After the insensitive and time-consuming airport screening of a transgender traveler made national headlines earlier this year, the Transportation Security Administration confirmed to The Advocate on Wednesday it had chosen a new word for screening agents to use whenever imaging machines encounter a person whose anatomy does not conform to the male/female binary.
Now, instead of using the word “anomaly” when screening transgender travelers, TSA agents will use “alarm” — a term that still involves additional screening procedures, which many transgender rights advocates find offensive.

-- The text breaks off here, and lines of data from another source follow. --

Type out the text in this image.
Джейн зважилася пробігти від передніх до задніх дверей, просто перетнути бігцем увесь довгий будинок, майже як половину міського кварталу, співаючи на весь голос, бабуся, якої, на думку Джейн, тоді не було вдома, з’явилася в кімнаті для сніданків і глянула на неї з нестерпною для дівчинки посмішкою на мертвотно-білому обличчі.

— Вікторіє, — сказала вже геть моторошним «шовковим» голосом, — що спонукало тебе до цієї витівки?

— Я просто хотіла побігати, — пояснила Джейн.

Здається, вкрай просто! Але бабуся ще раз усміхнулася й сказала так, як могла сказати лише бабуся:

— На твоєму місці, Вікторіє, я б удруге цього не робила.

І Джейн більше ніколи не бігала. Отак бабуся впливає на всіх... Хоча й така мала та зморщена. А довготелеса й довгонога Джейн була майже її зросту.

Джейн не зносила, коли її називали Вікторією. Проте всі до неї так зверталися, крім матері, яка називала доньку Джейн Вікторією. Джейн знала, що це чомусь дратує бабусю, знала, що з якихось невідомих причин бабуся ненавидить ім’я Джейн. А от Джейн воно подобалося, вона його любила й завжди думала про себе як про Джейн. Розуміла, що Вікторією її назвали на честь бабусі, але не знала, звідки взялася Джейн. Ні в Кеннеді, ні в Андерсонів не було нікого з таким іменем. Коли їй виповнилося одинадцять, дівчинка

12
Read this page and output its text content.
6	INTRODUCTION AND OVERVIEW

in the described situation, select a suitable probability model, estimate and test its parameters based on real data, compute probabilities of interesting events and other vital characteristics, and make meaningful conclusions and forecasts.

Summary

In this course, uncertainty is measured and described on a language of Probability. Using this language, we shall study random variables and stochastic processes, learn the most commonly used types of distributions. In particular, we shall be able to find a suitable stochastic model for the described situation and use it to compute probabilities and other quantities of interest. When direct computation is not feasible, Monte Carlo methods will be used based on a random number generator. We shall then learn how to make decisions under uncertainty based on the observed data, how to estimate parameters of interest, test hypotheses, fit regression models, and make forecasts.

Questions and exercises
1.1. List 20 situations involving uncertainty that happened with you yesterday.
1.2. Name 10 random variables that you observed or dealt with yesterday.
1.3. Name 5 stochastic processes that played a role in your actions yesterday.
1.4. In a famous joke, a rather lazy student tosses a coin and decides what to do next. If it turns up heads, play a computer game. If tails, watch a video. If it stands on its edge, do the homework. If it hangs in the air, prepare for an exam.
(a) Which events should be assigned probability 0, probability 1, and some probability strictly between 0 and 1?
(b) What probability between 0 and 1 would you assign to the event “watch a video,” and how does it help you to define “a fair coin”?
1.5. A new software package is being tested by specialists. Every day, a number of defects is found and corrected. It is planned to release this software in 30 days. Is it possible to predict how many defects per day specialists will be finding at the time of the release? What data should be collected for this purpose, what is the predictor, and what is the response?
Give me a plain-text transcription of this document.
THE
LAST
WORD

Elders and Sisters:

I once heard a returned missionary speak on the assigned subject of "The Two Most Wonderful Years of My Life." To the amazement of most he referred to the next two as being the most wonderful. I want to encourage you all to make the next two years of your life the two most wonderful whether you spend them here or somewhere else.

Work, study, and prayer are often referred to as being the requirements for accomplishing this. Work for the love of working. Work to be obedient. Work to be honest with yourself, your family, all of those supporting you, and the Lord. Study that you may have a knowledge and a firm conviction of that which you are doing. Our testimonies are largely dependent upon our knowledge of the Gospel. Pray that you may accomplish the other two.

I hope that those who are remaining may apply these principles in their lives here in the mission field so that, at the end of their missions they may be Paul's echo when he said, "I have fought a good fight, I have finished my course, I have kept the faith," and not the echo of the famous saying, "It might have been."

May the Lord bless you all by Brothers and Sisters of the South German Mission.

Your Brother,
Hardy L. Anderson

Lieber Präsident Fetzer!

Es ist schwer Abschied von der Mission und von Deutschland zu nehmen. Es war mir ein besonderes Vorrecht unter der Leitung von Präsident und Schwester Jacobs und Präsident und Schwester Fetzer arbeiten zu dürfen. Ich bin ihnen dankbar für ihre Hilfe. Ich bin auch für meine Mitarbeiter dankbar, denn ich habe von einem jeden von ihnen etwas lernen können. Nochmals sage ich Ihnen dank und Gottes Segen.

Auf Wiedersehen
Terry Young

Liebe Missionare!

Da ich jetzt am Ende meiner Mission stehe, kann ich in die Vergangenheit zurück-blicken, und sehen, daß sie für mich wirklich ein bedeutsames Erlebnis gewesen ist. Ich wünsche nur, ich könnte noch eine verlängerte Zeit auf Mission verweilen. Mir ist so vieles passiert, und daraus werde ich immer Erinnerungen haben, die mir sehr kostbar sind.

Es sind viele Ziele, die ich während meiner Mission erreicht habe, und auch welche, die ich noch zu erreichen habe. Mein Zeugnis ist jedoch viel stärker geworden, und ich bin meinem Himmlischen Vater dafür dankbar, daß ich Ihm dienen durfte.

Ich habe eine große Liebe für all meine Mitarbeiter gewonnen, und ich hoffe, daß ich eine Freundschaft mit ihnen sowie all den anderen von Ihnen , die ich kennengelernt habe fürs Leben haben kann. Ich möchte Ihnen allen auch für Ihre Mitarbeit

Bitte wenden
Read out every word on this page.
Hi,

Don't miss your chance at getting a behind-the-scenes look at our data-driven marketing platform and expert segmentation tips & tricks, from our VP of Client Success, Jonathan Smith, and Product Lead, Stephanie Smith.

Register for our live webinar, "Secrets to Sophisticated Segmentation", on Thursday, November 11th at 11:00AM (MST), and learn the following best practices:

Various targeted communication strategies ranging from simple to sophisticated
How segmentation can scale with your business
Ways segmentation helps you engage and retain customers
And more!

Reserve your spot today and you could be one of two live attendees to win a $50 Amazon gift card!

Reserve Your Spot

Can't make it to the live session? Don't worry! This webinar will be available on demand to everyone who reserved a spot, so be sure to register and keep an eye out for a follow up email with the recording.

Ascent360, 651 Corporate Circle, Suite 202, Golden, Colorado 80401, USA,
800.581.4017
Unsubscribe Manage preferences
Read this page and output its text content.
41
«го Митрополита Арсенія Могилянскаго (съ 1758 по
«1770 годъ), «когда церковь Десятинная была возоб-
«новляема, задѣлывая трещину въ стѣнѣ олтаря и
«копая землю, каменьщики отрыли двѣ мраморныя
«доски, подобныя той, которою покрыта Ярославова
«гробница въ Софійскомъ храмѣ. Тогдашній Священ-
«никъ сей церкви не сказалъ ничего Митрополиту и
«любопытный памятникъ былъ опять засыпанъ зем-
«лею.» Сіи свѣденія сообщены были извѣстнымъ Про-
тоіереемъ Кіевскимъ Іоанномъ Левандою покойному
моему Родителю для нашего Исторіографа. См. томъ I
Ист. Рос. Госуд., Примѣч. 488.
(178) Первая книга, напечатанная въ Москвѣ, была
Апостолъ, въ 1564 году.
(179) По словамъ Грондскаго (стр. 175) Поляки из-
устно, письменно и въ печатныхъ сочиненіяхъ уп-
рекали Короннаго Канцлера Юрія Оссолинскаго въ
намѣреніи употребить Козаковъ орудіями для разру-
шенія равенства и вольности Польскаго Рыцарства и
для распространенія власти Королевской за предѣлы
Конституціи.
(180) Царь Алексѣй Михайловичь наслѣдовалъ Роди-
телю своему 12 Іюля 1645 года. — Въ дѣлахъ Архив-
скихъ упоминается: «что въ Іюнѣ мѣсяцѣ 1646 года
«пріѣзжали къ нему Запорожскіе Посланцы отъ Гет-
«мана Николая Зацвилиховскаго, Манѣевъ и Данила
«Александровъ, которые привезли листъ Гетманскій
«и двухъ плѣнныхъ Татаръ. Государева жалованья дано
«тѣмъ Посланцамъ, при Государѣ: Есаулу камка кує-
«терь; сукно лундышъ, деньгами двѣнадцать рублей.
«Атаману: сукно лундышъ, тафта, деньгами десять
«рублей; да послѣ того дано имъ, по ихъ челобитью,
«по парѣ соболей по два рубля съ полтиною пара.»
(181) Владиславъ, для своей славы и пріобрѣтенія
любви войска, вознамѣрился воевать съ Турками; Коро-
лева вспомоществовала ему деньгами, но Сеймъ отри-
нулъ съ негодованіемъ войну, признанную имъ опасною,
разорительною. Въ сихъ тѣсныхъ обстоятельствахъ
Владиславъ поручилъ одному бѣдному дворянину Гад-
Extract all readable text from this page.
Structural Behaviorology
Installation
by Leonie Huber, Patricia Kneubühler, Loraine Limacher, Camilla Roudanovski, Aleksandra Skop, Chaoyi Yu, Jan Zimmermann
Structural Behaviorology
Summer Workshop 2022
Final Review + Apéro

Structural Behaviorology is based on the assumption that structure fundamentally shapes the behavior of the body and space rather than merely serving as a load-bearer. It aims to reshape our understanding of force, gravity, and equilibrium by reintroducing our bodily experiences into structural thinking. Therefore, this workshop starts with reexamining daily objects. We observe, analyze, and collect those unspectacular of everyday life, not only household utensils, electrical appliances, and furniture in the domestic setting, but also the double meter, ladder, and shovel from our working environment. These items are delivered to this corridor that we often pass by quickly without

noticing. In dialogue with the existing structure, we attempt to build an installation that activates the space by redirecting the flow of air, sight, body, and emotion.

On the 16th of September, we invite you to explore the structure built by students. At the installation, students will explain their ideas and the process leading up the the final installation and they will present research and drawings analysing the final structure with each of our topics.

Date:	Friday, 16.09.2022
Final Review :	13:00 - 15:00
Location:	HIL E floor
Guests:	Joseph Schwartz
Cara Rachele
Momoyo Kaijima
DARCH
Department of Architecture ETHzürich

Now it's "alarm". ALARM! RED ALERT! A BODY THAT DOESN'T FIT CISSEXIST IDEOLOGY! And they'll still treat you the same https://t.co/Ye8ordjsUm
— Erika Sorensen (@eiridescent) December 24, 2015
#TravelingWhileTrans used to mean my body was an "anomaly" but now it'll be an "alarm." Just a new indignity, @TSA. https://t.co/wFaJhEDrzz
— Rae Angelo Tutera (@handsomefmnst) December 24, 2015
You know what, @TSA? It was never about a word iIt is about respect, and treating transgender people like people. https://t.co/Ipkhjjhtpk
— Gwendolyn Ann Smith (@gwenners) December 24, 2015
As far as screening procedures go, the difference between “anomaly” and “alarm” appears to be scant. “If there is an alarm,” states TSA’s website, “TSA officers are trained to clear the alarm, not the individual.” However, the very next sentence states: “Additional screening is conducted to determine whether a prohibited item is present.”
The “additional screening” process is essentially unchanged. If someone “alarms” the screening equipment, which is programmed to only accept bodies that can be classified as “male” or “female,” that person may have to undergo a pat-down procedure, which is often a source of extreme discomfort and, in some case, delays for transgender travelers.
Such was the experience of Shadi Petosky, a transgender person who in September was subjected to a 40-minute screening that included two full-body pat-downs and a luggage dissembling because the imaging machine detected an “anomaly.”